La ZLEC et le projet d’intégration économique africaine

Il serait naïf de croire qu’en l’espace de quelques années seulement, on puisse construire un projet de marché commun dont la coopération entre États sera le leitmotiv, croit l'auteur.
Photo: Agence France-Presse Il serait naïf de croire qu’en l’espace de quelques années seulement, on puisse construire un projet de marché commun dont la coopération entre États sera le leitmotiv, croit l'auteur.

Récemment, à Kigali, au Rwanda, 44 États africains ont signé une entente, pour le moins historique, visant à créer une zone de libre-échange continentale (ZLEC). Ce projet tant attendu d’un marché commun africain s’inscrit dans le fameux Agenda 2063, une feuille de route ambitieuse censée déboucher d’ici les prochaines décennies vers une réelle prospérité économique dans le continent africain. Mais, si à première vue, ce projet de ZLEC semble séduisant, il n’en demeure pas moins qu’on est loin d’une concrétisation à court ou à moyen terme, et que le chemin pour espérer le réaliser sera long et parsemé de plusieurs obstacles, dont trois sont décisifs.

Le premier est d’ordre politique. En effet, il serait naïf de croire qu’en l’espace de quelques années seulement, on puisse construire un projet de marché commun dont la coopération entre États sera le leitmotiv. Cela reviendrait à renier l’historique des relations intracontinentales : des relations marquées par des rivalités politiques et des ambitions hégémoniques concurrentes entre ses États. À ce titre, les rivalités entre le Maroc et l’Algérie sont un très bon exemple et juste l’épisode de l’installation, il y a de cela quelques années, d’une usine du constructeur français Renault à Tanger et les remous qui l’ont suivie a été révélateur en la matière.

Mais il y a aussi l’ego démesuré de certains dirigeants africains. Cet ego résonnera très fort lorsqu’on essayera de définir le porte-étendard de ce projet, son leader en quelque sorte. Mais, il retentira encore plus lorsque viendra le moment de faire des concessions, un élément pourtant incontournable dans ce genre de projet, souvent marqué par le caractère sensible et délicat du jeu des négociations. Et si l’Union européenne, forte de ses 60 ans de coopération, peine quelquefois à trouver cette délicatesse afin de réaliser des arrangements à moins de trente membres, imaginez en Afrique lorsque, à terme, les 54 États seront tous ensemble.

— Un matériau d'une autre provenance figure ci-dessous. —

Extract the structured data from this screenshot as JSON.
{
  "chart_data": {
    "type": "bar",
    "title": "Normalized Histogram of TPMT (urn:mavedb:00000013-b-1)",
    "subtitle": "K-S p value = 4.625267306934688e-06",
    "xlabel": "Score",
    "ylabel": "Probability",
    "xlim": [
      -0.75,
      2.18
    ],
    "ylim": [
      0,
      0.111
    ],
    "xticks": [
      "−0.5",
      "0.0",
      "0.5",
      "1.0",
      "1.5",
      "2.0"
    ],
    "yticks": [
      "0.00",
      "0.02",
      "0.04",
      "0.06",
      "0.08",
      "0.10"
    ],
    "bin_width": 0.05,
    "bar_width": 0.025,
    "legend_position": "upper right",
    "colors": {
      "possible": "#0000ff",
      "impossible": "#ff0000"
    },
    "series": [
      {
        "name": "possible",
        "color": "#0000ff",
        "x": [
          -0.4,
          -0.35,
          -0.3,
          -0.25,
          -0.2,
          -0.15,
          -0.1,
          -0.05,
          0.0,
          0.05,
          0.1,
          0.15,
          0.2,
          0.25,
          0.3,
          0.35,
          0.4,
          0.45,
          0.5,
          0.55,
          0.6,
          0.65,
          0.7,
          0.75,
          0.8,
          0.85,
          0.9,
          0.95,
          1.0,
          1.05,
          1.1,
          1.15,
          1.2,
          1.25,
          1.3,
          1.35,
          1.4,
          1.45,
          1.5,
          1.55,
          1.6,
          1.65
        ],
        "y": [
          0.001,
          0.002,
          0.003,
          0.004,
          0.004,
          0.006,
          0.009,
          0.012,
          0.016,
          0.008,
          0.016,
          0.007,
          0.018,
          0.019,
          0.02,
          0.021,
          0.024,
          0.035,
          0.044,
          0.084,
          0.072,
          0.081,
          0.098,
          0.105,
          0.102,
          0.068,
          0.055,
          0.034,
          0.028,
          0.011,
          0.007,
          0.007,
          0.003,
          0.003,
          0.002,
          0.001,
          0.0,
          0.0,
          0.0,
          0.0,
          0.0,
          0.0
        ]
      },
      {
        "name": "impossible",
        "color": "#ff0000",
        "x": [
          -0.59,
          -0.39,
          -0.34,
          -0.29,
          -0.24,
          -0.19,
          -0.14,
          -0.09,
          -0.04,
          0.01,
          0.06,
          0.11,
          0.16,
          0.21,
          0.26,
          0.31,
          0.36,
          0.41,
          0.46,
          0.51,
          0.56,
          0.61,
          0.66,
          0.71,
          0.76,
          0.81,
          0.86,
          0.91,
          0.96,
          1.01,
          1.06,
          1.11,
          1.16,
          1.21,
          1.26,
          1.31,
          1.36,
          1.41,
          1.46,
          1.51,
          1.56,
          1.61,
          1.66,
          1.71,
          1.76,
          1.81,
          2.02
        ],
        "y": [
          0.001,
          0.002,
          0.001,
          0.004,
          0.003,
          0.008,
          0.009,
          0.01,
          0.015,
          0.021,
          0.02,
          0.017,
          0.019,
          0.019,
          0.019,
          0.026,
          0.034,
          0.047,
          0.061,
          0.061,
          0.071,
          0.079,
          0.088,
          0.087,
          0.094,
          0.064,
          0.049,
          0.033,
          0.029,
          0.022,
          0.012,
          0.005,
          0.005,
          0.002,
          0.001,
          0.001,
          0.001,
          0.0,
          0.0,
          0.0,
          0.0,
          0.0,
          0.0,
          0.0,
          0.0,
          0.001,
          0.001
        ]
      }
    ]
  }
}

Le deuxième obstacle renvoie à la ventilation du poids économique entre les membres visés par cette entente. Premièrement, le Nigeria, première économie du continent, représentant environ 20 % du PIB total de l’Afrique, a décliné l’offre et n’a pas signé cette entente. Cela témoigne justement des difficultés à venir dans cette aventure.

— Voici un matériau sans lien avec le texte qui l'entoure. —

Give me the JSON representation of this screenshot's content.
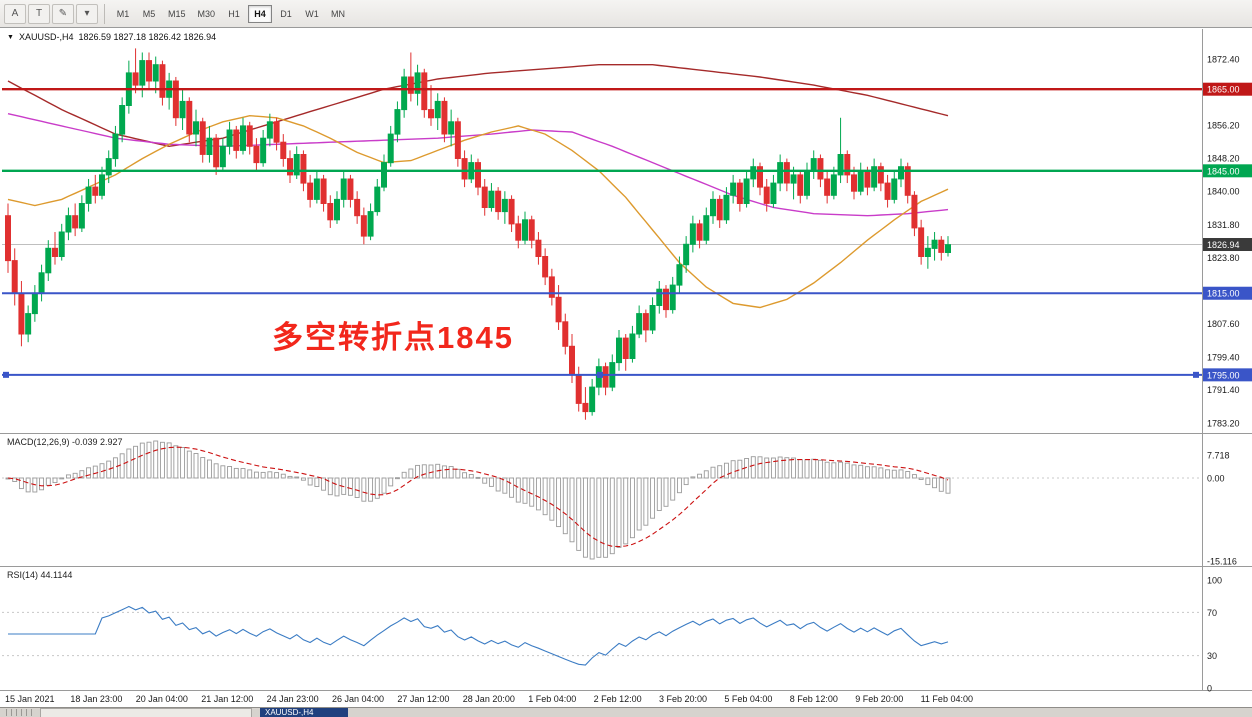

Deuxièmement, même si l’Afrique a connu un boom économique très important depuis les dix dernières années, celui-ci ne s’est pas généralisé sur l’ensemble des pays du continent de manière uniforme. Ainsi, il existe une très forte asymétrie sur le plan économique entre le groupe de tête et le reste du peloton : sept pays (l’Algérie, l’Afrique du Sud, l’Angola, l’Égypte, le Maroc, le Nigeria et le Soudan) représentent à eux seuls plus des deux tiers de l’ensemble du PIB du continent, qui en compte une cinquantaine. Ce profond clivage économique entre les deux groupes pointera, sans aucun doute, comme un élément de discorde incontournable lors des prochaines négociations à venir, car les objectifs seront loin d’être faciles à concilier entre les deux entités.

Marginalisation

Enfin, au-delà de l’intégration souhaitée, il reste le fondamental : la structure économique elle-même. En effet, il y a peu de complémentarité sur le plan de la production entre les pays africains, et ceux-ci demeurent encore confinés dans une large part à être des fournisseurs de matières premières. Plus encore, ce piège de spécialisation primaire les met davantage en situation de concurrents les uns des autres qu’en potentiels clients les uns pour les autres.

Par ailleurs, le nerf de la guerre dans le commerce international demeure les biens à haute valeur ajoutée, dont la production fait encore cruellement défaut dans la structure économique du continent. Corollaire de cette situation, la part de l’Afrique dans l’économie mondiale n’évolue guère depuis les dix dernières années : elle est figée à 5 %. Pendant ce temps, la part du continent dans le commerce international peine à atteindre les 3 %, ce qui en fait un joueur très marginal sur cette scène.

Pire encore, aujourd’hui, soixante ans après « les indépendances », plus de 80 % des exportations africaines continuent de voler vers d’autres cieux, alors que les échanges intra-continent représentent à peine 12 %, comparativement aux échanges en Amérique du Nord qui se situent à plus de 40 % et à ceux dans l’Union européenne à hauteur de 60 %.

En ce sens, s’il y a d’ailleurs un enseignement à tirer pour l’Afrique de l’aventure d’intégration européenne, c’est que bâtir un projet d’intégration économique est un long processus qui obéit à une logique de petits pas, de petits gains, un à la fois. Il se joue sur plusieurs décennies, le temps de dissiper les doutes, d’atténuer les rivalités, de développer des complémentarités sur le plan productif, d’harmoniser les normes et les pratiques, et enfin, de gagner la confiance mutuelle.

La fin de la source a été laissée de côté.